Students and staff donated their loose change during a Pennies for Patients campaign at the four high schools.

Lincoln-Way Community High School District 210 students are making a difference in the lives of families stricken with cancer.

Students from all four Lincoln-Way schools – Lincoln-Way Central, Lincoln-Way East, Lincoln-Way North and Lincoln-Way West – recently raised $11,697.67 for the Leukemia & Lymphoma Society in conjunction with Make a Difference Day.

The money was collected during a Pennies for Patients campaign at each school and presented to Leukemia & Lymphoma Society representatives Wade Robinson and Andi Cannata during a TEAM Asset meeting Tuesday, Dec. 4 at Lincoln-Way Central High School.

“We thank you guys from the bottom of our hearts,” Cannata told the group, explaining how the Leukemia & Lymphoma Society is dedicated to funding blood cancer research and providing education and patient services.

It is estimated that 1,012,533 people across the United States currently battle leukemia, lymphoma and myeloma. The Leukemia & Lymphoma Society offers a free, comprehensive array of services to blood cancer patients and their families, volunteer caregivers and advocates, healthcare professionals and the public.

“We couldn’t do that without your help,” said Cannata.

According to school district records, Lincoln-Way students and staff have donated $96,656.68 to the Leukemia & Lymphoma Society since 2006.

Students raise the money by setting up collection tables in the lunchrooms each year and encouraging classmates and teachers to donate loose change during their lunch periods.

The Pennies for Patients drive is only one of a number of community service projects organized by District 210 students each year in conjunction with Make a Difference Day.

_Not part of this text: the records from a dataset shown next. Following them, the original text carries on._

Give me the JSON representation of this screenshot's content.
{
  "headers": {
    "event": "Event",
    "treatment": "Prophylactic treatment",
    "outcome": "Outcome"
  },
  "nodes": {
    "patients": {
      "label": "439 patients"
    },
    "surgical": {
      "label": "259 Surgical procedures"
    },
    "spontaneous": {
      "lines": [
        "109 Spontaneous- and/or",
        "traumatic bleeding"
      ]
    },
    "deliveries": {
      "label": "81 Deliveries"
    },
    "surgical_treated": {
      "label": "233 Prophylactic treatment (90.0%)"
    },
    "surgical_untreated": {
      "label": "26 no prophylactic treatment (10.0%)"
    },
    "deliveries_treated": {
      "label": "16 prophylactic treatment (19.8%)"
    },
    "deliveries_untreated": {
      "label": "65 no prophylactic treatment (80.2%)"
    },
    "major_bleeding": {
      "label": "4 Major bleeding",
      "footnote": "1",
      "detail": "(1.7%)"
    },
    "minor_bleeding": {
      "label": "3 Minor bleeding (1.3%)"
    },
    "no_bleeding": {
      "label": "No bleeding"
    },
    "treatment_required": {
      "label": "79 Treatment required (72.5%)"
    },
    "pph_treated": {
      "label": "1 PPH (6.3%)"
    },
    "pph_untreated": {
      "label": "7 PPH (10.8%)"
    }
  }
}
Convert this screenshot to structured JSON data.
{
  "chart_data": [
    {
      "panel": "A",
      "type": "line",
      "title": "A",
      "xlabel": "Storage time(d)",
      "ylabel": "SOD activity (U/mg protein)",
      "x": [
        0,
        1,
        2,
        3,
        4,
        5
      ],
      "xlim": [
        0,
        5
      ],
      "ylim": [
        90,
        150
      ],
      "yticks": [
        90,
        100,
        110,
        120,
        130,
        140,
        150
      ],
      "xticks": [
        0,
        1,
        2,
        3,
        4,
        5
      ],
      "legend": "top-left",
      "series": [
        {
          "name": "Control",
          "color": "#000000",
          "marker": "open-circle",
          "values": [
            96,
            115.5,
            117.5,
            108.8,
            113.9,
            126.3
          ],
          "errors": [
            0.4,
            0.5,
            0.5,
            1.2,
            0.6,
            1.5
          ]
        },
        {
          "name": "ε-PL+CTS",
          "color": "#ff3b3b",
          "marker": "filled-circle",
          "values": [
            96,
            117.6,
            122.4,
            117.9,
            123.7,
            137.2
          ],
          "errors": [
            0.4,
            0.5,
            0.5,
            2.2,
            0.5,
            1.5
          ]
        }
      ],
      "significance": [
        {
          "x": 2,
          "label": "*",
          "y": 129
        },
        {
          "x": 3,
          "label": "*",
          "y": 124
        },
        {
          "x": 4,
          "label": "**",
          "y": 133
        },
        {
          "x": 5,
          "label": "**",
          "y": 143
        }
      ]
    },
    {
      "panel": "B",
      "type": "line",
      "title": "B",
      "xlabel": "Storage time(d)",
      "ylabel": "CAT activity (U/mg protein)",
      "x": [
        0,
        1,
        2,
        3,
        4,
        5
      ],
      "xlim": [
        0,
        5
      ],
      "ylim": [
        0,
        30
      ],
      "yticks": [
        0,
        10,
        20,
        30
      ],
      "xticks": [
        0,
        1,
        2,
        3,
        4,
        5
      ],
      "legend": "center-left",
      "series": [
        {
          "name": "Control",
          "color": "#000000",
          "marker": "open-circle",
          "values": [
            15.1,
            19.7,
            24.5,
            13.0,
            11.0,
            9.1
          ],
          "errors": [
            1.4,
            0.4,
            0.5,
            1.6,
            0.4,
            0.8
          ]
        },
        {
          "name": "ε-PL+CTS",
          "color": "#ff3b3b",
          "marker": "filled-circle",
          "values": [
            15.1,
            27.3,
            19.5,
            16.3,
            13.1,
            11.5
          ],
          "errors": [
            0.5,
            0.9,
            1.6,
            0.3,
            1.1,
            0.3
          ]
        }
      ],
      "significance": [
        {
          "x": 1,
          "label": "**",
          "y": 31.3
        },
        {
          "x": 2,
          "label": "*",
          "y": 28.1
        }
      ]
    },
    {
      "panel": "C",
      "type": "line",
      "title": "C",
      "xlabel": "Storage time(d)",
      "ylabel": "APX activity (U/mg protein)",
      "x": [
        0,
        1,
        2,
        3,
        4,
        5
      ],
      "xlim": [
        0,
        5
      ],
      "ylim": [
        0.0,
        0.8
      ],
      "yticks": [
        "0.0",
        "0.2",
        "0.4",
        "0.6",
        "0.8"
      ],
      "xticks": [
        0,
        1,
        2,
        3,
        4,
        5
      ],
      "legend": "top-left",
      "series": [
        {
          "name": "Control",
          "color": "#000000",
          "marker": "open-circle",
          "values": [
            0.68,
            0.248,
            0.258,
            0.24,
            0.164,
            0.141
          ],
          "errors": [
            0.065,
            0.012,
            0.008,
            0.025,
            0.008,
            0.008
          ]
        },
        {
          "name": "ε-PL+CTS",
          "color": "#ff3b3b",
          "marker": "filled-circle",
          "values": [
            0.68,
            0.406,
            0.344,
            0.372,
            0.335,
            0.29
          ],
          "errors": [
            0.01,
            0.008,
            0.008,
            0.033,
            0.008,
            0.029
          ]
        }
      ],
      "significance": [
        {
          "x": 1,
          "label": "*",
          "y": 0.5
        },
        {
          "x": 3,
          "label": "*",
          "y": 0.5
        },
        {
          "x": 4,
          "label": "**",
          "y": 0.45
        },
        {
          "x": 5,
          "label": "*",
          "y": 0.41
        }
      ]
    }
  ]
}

Other projects have included trash pickup along Route 30, a collection of school supplies for underprivileged children and a collection of non-perishable food items for local food pantries.

“Anything we can do as a school to impress on our kids that in order to help make this world a better place for all of us to live and work we must reach out to help others,” said Superintendent Lawrence A. Wyllie. “Our staff and students have always been good at these types of programs, but it is more important now than ever before.”